Coming to the United States for college was a huge change. My first semester here was nothing short of a small-scale disaster, and I was dissatisfied with my grades. I searched for the root of this problem and came up with no solution other than just keep studying the way I had been, only harder and longer. While that did provide improvement, it wasn’t a drastic change. It was only when I compared my high school study habits to the methods of teaching here that I realized what the problem was.

Test taking in a college curriculum is secondary to what is actually learned in class. Professors teach so as to impart knowledge for the sake of learning, understanding and appreciating the material; they do not teach to ensure you score the highest on a final. The aim is to understand concepts and their applications. There aren’t many past exams to rely on, but what you can rely on is yourself and what your brain managed to soak up during lecture.

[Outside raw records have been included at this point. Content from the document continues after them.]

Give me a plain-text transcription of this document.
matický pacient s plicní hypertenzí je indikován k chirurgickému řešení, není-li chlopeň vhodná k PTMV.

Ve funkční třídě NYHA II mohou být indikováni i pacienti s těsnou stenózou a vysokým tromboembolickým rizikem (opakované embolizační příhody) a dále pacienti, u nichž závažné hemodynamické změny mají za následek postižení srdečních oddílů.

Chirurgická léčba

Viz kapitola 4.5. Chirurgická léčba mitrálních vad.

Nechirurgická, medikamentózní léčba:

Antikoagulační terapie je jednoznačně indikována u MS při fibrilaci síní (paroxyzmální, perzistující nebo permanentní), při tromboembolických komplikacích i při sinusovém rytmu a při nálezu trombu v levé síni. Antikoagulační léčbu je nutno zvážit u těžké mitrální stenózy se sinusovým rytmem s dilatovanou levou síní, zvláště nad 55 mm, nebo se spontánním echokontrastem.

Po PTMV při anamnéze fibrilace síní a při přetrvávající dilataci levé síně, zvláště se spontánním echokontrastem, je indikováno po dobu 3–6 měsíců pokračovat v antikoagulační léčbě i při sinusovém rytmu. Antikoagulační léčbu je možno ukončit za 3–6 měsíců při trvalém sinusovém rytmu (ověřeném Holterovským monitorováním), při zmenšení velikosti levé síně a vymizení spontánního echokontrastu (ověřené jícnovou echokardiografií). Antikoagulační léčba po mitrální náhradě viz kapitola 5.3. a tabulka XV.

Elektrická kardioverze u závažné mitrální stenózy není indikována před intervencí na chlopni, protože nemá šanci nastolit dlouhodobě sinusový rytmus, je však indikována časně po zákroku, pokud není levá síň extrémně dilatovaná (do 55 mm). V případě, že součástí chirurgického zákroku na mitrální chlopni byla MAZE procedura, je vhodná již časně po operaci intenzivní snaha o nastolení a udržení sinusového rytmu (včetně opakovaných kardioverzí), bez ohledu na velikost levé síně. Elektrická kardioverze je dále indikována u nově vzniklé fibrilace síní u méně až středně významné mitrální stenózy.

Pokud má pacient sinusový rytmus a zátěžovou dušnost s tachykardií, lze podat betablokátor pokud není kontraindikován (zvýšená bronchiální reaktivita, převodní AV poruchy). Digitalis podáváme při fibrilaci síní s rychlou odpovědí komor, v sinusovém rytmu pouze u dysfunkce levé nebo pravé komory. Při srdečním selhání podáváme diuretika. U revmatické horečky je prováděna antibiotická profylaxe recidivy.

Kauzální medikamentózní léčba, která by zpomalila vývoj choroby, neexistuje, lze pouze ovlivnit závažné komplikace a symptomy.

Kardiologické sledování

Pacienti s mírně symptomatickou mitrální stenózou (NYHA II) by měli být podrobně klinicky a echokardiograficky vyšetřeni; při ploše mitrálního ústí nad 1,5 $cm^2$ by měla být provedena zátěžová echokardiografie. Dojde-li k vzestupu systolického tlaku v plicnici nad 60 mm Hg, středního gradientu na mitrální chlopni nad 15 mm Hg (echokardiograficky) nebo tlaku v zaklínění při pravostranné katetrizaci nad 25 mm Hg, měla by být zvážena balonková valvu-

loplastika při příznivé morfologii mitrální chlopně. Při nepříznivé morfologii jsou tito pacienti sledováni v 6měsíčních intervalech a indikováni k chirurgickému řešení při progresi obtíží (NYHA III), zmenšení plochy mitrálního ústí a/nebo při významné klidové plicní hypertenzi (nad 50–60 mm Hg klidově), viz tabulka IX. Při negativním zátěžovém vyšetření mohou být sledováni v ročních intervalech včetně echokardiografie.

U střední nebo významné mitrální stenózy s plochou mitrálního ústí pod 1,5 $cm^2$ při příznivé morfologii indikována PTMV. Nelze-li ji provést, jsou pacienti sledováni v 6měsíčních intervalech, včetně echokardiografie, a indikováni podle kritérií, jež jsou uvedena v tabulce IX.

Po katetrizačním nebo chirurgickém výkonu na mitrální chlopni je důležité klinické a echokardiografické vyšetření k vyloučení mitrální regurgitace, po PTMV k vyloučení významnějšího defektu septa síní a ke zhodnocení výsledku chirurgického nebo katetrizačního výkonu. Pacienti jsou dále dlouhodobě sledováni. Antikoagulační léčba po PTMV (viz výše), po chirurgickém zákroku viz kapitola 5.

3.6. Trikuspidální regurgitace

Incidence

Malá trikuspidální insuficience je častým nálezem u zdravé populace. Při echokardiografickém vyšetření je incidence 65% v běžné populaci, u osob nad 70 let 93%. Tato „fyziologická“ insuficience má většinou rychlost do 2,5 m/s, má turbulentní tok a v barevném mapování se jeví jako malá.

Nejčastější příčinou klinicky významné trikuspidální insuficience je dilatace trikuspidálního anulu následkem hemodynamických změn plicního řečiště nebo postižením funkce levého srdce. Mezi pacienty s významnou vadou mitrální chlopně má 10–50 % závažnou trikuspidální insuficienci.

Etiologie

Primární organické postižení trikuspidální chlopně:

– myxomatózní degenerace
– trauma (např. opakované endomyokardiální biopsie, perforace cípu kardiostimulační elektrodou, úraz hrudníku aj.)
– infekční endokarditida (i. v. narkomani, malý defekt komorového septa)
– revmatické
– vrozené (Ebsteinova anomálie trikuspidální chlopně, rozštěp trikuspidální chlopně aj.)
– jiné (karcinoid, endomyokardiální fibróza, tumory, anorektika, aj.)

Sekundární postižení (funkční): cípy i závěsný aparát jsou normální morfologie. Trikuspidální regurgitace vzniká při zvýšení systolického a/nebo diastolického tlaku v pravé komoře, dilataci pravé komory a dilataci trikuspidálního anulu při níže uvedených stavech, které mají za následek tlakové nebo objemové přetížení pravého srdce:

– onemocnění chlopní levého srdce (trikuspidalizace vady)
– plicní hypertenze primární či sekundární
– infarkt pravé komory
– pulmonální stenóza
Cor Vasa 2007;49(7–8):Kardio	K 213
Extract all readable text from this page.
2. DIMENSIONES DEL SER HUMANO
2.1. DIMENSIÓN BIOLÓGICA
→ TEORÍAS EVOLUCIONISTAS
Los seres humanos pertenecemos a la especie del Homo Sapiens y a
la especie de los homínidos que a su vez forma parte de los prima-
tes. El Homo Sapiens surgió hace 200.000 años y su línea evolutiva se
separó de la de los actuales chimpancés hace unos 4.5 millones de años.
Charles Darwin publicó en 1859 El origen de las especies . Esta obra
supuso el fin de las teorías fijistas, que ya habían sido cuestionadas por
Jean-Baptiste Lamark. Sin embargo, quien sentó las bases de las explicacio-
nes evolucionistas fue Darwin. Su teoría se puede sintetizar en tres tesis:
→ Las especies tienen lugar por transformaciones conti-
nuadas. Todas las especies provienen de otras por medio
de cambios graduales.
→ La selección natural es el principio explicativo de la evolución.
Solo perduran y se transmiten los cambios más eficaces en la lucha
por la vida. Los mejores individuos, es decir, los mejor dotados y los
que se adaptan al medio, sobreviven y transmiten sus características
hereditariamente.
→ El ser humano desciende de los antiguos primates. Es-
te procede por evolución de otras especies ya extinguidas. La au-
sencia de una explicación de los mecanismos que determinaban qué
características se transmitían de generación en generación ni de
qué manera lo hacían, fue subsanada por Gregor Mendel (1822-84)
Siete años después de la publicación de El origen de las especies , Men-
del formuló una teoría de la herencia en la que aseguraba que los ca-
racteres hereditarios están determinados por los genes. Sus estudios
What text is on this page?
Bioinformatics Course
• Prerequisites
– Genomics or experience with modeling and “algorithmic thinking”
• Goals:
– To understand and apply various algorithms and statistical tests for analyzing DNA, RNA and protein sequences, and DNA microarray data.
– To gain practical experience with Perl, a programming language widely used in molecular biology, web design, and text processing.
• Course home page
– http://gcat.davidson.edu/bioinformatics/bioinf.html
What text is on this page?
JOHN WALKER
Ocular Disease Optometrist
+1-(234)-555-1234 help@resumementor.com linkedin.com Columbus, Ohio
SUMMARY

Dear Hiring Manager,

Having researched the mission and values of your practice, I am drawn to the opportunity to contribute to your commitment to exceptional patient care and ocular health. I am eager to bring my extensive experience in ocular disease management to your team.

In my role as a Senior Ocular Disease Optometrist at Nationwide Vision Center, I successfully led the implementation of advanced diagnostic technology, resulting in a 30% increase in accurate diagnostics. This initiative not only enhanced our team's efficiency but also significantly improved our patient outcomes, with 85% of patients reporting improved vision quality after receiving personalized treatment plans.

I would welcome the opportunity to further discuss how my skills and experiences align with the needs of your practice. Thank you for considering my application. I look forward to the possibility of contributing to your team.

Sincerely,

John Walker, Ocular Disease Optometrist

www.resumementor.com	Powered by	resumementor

Another observation I had was the fact that all my exams for the IB were graded externally by faceless examiners. My work was under scrutiny from many different kinds of examiners — if they had woken up to a particularly bad day, who knew what havoc they could wreak upon poor students. It was this arbitrary element that could either work in your favor or become a curse. College professors try to maintain some degree of uniformity when grading students’ papers. If one student is graded a certain way, it is ensured that the same method of grading is used for other students; the element of partiality is minimized as much as possible.

It was through this contemplation that I realized I had a fundamental problem with learning itself. Simply learning to understand the information and appreciate the subject matter had been pushed out from my brain and replaced with the driving need to prove myself only on examinations, to study only for the test. Once I came here, I realized how hard it would be to change such a mindset.

I also asked myself another question — had I always been this type of student? I only ever finished elementary school in United States and moved onto a different education system in India at the impressionable age of 10. Perhaps my mind had been conditioned once I left for India and had been put into an entirely different system of learning.

Regardless, the human brain is capable of massive amounts of adaptation. Of course with age, it only becomes harder. I can feel it as I start to reintegrate myself back into the style of learning at U.Va. and re-teach myself what it means to learn in an entirely new setting.